O’Reilly said Iranian officials determined their country could retaliate by closing off the strait and that they can “probably cause a worldwide depression.”
“And I don’t know the extent of the Trump administration’s knowledge of that potential before they took the initial action,” he said. “But I’m more confident tonight than I have been, because the window is so tight on these mullahs now. They either are going to let the inspectors in, or they’re going to get blown to hell.”
The Hill reached out to the Department of Defense for comment.
The New York Times reported earlier this month that the U.S. conducted war games on potential conflicts with Iran and concluded that Iran would close the strait, according to participants.
Conflicting messages from the U.S. and Iran about whether or not the strait is closed have caused further uncertainty about the future of the waterway and global oil supplies.
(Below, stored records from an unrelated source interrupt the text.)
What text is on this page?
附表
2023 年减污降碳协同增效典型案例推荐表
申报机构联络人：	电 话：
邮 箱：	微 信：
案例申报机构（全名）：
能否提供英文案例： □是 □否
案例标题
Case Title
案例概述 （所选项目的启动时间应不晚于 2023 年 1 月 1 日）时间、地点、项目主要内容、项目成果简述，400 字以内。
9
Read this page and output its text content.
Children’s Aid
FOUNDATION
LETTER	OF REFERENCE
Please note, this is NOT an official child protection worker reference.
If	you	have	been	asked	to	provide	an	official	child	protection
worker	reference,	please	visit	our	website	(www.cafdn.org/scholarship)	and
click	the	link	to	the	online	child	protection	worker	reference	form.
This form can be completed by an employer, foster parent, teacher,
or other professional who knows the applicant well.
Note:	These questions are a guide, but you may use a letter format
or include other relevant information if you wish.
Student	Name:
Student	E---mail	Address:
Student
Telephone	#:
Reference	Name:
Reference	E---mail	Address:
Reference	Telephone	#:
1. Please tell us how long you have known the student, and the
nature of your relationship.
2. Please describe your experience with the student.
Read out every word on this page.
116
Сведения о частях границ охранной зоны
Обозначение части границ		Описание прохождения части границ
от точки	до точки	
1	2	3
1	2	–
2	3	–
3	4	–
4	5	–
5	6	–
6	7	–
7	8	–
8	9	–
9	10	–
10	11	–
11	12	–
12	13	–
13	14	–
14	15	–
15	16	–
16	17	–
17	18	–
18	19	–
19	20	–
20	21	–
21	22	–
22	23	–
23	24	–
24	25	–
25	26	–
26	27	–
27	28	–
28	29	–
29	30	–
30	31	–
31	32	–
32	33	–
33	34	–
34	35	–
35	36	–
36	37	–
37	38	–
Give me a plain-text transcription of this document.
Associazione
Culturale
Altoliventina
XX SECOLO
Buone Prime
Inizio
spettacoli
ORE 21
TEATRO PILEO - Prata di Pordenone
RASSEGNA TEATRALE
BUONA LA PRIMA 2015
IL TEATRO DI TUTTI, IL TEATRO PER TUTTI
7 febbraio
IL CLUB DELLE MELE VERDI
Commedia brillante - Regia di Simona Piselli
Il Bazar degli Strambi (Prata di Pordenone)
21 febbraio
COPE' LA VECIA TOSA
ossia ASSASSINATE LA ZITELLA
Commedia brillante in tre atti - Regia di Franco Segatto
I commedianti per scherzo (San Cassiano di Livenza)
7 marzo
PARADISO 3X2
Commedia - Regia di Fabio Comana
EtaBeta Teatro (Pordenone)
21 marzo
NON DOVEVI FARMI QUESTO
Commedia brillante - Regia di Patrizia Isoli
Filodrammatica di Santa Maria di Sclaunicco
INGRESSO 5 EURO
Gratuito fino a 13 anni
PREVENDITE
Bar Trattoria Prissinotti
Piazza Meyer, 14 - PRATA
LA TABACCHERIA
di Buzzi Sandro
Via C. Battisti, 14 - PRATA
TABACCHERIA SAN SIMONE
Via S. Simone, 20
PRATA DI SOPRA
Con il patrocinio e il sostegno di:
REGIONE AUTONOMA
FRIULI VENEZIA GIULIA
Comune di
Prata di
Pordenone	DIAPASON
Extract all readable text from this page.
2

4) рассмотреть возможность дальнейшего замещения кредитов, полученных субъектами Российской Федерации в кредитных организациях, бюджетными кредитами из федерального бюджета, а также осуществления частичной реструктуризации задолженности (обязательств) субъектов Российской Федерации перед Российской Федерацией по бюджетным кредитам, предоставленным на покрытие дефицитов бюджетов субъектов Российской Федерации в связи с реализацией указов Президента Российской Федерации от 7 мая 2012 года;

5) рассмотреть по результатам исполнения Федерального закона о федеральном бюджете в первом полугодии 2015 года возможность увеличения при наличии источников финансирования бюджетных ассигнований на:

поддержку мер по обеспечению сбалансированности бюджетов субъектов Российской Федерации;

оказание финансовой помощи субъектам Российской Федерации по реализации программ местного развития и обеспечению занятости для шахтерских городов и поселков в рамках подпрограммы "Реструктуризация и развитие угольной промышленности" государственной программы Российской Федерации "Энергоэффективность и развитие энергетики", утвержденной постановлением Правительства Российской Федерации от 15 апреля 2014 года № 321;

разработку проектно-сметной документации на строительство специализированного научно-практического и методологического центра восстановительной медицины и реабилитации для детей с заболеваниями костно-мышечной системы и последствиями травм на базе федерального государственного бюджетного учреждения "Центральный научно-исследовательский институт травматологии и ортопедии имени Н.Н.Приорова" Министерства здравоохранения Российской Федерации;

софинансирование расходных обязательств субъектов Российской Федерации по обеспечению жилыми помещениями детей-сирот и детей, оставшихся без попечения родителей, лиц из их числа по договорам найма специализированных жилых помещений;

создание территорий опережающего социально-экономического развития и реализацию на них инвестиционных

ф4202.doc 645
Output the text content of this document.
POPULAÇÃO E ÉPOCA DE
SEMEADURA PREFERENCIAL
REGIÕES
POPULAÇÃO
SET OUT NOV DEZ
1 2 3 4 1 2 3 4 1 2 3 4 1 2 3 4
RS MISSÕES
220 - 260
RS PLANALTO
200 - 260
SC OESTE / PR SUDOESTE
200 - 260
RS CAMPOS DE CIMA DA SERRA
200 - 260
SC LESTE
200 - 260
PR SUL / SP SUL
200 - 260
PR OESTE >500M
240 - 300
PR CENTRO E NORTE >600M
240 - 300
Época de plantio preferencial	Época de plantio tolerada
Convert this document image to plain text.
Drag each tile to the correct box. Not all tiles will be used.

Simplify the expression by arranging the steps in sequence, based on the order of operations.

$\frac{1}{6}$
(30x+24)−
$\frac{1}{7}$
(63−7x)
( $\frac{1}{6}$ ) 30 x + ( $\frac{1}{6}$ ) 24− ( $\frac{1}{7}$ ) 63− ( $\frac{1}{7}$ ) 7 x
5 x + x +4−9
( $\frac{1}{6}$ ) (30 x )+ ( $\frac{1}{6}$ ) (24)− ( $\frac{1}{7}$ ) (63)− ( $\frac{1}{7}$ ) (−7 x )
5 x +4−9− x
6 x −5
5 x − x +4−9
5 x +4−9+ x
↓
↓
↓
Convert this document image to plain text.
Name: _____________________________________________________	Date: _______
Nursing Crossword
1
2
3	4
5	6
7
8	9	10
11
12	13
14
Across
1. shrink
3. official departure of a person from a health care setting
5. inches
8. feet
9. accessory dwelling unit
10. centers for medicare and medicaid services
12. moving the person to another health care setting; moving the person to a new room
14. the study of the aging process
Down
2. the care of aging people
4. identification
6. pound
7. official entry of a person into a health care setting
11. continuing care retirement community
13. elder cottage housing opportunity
Prices have soared, and inflation rose to its highest point in three years as a result of the strait’s closure.
U.S. gas prices have lowered to less than $4 per gallon on average following the strait’s reopening last week, with the national average at $3.93 per gallon as of Tuesday morning, according to AAA.
Iran reopened the strait after agreeing to the MOU, but its military indicated on Saturday that it would again close the strait in response to Israeli strikes on Lebanon, despite their own ceasefire agreement.
U.S. Central Command previously said commercial ship travel through the waterway “increased” on Saturday and that safe passage “remained intact.”